В нулевые каждый родитель считал долгом всесторонне развивать своего ребенка. Поэтому я и занималась всем, чем можно было: танцы и рисование, лыжи и плавание. У мамы была подруга, которая отправила свою дочку на фигурное катание — меня отправили за ней. Помню только, что за день до первой тренировки, мне было тогда 4 года, я сломала руку. Тренировку в итоге не пропустила: меня отправили со сломанной. Так началась моя история с фигурным катанием.

Златоуст оказался слишком мал для того, чтобы заниматься фигурным катанием профессионально, поэтому мы с мамой переехали в Челябинск. Здесь я занималась до 9 лет, хотя постоянно ездила на сборы в Москву — на месяц, два, а то и три.

Тогда я часто была в Текстильщиках на катке «Москвич». Здесь меня тренировал Виктор Кудрявцев, он был очень крутым наставником во времена СССР. В какой-то момент мы с мамой поговорили и решили, что пора перебираться в Москву.
Путь к Тутберидзе

К Этери стремятся многие, так как думают, что она мастер своего дела. Кажется, что человек, который подготовил ряд победительниц олимпийских игр, сможет сделать из тебя профессионала.

К ней можно было попасть двумя способами: либо ты очень талантливый и молодой, либо за тебя готовы платить, будь то родители или сборная другой страны.

У тренера есть материальная мотивация заниматься со спортсменом. За ребят из сборной России Этери получала где-то 50–60 тыс. рублей. Со всех стартов ей отходит процент; если есть какие-то рекламные компании — тоже. Все остальные, кто еще не в сборной, платили столько же, но из своего кармана. Мотивация платить у родителей есть, ведь когда-то их дети заменят тех, кто уже в сборной. Что касается представителей из других стран — за них тренеры получали 200–300 тыс. рублей в месяц за каждого.
После очередной травмы я вернулась на лед, начала кататься у Марии Бутырской. Она первая чемпионка мира, выступавшая за Россию. Как спортсменка она, может быть, и вправду выдающаяся, но как тренер — не очень. Мы почти ничего не делали. Дальше я перешла к Жанне Громовой, советскому тренеру, с которой мы тоже особо никак не развивались: группа была совсем слабенькая.
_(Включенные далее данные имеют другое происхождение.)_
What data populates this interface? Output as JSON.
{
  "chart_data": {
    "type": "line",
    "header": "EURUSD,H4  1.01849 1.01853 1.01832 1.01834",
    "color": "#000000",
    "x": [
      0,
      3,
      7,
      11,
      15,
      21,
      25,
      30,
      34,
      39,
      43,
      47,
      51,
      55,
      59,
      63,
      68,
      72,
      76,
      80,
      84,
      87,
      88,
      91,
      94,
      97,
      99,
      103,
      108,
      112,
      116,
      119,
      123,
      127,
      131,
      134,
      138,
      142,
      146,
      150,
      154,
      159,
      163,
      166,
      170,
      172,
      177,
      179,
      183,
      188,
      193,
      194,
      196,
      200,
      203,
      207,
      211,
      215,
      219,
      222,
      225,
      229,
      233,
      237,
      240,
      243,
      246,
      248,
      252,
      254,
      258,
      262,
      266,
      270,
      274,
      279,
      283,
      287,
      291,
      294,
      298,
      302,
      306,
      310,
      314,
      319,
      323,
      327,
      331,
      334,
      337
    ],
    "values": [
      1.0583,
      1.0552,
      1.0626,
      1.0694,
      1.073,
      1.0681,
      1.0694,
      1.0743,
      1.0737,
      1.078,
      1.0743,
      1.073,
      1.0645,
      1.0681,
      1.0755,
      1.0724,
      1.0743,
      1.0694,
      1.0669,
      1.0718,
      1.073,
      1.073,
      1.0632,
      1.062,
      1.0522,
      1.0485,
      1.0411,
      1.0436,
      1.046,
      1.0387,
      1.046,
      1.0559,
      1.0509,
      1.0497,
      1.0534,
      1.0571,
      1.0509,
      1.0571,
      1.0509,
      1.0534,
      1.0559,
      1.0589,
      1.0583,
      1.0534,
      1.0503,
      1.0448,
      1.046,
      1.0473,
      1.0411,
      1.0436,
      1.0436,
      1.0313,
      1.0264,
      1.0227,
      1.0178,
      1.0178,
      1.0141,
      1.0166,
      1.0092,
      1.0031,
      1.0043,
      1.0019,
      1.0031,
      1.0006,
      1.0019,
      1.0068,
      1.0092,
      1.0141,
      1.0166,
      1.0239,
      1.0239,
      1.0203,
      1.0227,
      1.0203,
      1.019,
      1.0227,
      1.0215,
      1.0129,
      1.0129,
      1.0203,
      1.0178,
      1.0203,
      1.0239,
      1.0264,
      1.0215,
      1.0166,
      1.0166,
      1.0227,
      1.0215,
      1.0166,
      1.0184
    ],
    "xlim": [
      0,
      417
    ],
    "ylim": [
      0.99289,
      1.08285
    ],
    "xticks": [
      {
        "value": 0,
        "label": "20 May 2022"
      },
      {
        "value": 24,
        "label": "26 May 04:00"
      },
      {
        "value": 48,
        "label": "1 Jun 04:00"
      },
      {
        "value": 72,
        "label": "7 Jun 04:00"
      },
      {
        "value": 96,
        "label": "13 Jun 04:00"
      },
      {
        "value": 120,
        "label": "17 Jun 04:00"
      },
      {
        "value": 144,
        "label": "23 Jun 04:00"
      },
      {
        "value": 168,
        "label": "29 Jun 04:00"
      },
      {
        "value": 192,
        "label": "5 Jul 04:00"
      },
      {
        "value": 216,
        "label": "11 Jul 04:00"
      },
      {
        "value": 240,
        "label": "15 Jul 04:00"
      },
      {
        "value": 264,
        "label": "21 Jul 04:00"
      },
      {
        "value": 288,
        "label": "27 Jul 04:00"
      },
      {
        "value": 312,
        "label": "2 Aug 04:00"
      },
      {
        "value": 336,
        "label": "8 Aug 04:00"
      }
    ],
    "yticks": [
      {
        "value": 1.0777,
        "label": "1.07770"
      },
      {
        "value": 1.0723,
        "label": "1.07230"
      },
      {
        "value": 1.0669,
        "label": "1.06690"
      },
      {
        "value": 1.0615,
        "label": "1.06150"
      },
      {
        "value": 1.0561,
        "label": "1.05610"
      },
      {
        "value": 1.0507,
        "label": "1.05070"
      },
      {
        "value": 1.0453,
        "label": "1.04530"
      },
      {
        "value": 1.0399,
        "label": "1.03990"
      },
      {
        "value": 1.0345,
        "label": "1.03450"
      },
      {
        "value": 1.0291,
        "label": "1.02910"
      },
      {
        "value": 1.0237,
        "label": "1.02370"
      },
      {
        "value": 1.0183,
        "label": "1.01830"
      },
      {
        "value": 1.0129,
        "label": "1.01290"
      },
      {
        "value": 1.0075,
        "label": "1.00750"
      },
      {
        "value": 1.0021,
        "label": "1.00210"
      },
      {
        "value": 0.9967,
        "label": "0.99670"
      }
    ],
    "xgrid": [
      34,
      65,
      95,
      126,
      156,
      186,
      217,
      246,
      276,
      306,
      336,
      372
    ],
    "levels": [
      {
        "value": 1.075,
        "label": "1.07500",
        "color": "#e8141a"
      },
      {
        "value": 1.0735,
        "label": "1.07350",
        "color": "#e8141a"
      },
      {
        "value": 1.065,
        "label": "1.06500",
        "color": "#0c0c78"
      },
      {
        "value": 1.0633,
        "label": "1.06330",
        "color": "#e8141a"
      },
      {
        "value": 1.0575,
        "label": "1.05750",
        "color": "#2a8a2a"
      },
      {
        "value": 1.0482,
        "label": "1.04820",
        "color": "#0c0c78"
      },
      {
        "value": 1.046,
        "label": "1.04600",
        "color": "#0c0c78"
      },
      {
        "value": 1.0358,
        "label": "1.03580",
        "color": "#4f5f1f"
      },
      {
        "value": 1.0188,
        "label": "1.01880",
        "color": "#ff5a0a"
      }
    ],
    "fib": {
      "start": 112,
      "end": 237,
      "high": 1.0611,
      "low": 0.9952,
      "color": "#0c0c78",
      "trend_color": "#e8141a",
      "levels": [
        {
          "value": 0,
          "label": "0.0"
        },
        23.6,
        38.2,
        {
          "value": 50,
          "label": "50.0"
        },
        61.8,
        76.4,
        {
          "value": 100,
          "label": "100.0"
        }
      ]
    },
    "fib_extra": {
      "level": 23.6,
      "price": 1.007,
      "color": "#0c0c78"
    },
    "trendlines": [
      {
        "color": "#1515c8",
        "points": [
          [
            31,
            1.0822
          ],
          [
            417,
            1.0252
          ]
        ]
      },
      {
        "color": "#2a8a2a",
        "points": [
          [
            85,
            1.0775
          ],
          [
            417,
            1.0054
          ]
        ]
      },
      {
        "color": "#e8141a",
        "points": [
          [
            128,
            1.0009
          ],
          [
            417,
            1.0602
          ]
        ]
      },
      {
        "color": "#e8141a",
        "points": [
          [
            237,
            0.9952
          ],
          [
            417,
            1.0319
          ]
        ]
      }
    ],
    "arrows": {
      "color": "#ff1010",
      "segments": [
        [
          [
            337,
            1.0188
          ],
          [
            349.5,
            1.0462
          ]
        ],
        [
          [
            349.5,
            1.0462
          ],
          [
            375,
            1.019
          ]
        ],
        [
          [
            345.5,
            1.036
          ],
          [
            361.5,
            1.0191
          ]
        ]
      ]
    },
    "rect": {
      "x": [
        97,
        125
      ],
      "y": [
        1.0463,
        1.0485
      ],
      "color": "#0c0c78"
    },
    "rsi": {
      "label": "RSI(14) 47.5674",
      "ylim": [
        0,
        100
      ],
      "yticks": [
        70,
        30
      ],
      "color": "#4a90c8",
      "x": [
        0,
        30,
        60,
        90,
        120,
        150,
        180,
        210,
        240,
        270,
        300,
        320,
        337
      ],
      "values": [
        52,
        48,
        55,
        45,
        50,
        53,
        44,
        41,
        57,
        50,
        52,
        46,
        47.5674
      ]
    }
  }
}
Поэтому мы с мамой начали брать индивидуальные подкатки у других тренеров. Маме кто-то сказал: «Попробуйте к Этери». Тогда был 2013 год — предолимпийский сезон Юли Липницкой, будущей олимпийской чемпионки 2014 года. У Этери была одна группа: все старшие. Женя Медведева еще в юниорах, а Аня Щербакова была совсем малышкой, у бортика двойные прыжки еле как собирала.

Я пришла к Тутберидзе и на нервах собрала двойной аксель, тройной сальхов. Этери вышла и сказала: «Девочка хорошая, но слишком маленькая — у меня сейчас нет младшей группы». Тогда сама Липницкая и ее мама не хотели, чтобы Этери еще кого-то брала. Я вернулась к Царевой, откаталась у нее, наверное, год. Снова случилась травма — не попала ни на какие отборы в сборную. Царева решила меня выгнать.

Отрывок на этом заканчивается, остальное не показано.